Фрау Диллер, напротив, крепко спала. Ее пуленепробиваемые очки разбились у кровати. Лавку стерло с лица земли, прилавок приземлился по ту сторону улицы, а портрет Гитлера в рамке слетел со стены и рухнул на пол. Этого фюрера как следует приложили, его избили в кашу, смешав с осколкам стекла. Выходя, я наступил на него.
У Фидлеров все было славно организовано: все в кроватях, все укрыты. Пфиффикус замотался до носа.

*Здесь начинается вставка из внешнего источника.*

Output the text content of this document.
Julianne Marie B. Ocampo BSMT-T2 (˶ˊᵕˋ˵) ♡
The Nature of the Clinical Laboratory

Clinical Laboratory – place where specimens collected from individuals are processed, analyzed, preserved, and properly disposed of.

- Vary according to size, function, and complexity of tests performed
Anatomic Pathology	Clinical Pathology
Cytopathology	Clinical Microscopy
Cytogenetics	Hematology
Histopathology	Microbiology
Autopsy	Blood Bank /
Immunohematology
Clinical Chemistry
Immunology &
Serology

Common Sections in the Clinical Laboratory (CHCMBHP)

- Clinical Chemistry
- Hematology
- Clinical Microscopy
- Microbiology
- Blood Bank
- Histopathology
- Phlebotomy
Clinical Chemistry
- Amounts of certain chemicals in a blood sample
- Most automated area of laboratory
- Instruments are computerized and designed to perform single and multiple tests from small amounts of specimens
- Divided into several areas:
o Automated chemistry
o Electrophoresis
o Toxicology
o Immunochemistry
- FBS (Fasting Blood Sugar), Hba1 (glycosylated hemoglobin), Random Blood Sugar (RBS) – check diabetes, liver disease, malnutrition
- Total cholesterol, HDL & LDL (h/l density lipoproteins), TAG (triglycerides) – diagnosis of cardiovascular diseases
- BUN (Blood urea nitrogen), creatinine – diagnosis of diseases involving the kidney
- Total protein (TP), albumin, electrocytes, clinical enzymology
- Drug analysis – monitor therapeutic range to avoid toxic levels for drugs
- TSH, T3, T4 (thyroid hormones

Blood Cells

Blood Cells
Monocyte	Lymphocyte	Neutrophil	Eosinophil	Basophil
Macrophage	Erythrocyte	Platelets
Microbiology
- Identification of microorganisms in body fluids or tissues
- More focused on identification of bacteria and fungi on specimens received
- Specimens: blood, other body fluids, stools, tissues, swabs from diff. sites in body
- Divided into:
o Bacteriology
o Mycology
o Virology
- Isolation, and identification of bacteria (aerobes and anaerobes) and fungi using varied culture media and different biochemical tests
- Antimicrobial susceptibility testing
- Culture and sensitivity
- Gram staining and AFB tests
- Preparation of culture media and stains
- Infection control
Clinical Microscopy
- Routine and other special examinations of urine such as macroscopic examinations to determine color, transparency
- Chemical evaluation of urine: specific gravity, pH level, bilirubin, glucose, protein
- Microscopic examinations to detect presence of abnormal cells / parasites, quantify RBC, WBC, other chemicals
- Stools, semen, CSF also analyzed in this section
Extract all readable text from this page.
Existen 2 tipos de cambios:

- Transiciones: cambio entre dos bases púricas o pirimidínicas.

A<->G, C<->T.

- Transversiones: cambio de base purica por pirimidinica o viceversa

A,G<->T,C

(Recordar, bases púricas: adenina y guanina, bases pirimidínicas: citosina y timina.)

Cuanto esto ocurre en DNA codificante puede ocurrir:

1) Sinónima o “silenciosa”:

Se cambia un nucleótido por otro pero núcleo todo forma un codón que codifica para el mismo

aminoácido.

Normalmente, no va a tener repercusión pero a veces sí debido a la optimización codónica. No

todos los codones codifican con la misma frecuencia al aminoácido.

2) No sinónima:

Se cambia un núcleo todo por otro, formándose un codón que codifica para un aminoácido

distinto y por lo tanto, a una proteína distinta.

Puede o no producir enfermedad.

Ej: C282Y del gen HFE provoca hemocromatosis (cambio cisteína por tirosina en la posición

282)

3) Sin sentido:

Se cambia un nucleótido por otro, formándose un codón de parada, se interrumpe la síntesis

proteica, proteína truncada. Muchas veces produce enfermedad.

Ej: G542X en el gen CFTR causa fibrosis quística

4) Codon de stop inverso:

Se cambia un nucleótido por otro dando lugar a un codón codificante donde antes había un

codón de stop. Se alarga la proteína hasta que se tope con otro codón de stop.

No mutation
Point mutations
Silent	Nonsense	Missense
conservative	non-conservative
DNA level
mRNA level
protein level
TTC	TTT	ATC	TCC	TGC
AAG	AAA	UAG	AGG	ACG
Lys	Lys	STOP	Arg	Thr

У Штайнеров я провел пальцами по ровно причесанным волосам Барбары, встретил серьезный взгляд серьезного лица спящего Курта и одного за другим перецеловал на сон грядущий маленьких.
Потом Руди.
Ох Христос распятый, Руди…
Он лежал в кровати с одной из сестер. Должно быть, она лягнула его или оттеснила, захватив большую часть кровати, потому что он лежал на самом краю, обнимая сестренку одной рукой. Мальчик спал. Свеча его волос подпалила постель, и я забрал и его, и Беттину, пока их души еще были под одеялом. По крайней мере, они умерли быстро и холодно им не было. Паренек из самолета, вспомнил я. С плюшевым мишкой. А где утешение для Руди? Где тот, кто хоть как-то возместит украденную жизнь? Кто утешит его в тот миг, когда коврик жизни выдернули у него из-под спящих ног?
Никого.
Там только я.
А из меня не особо хороший утешитель, особенно когда руки такие холодные, а постель теплая. Я мягко нес его по разбитой улице, один глаз у меня был соленым, а сердце — тяжелым, гибельным. Для Руди я постарался чуть больше. Я на мгновение заглянул к нему в душу и увидел выкрасившегося черным мальчика, который выкрикивает имя Джесси Оуэнза, пробегая сквозь воображаемую финишную ленту. Я увидел его по бедра в ледяной воде, в погоне за книгой, и увидел мальчика, который, лежа в кровати, представляет, какой вкус может быть у поцелуя прекрасной соседки. Он сделал мне кое-что, этот мальчик. Всякий раз делает. Это единственный вред от него. Он наступает мне на сердце. Он заставляет меня плакать.
Наконец, Хуберманы.
Ганс.
Папа.
Он и в кровати был рослым, а сквозь его веки мне было видно серебро. Его душа села. Она встречала меня. Эти души так всегда — лучшие души. Поднимаются мне навстречу и говорят: «Я знаю, кто ты такой, и я готов. Конечно, я не хочу уходить, но пойду». Такие души всегда легкие, потому что по большей части их уже пригасили. По большей части они уже нашли путь в другие края. Эту отправили с дыханием аккордеона, странным вкусом шампанского летом, с искусством держать слово. Ганс покойно лежал у меня на руках. Я чувствовал зуд в его легких — покурить напоследок — и мощную тягу к подвалу, к девочке, которая была его дочерью и писала в подвале книгу, которую Ганс надеялся однажды прочесть.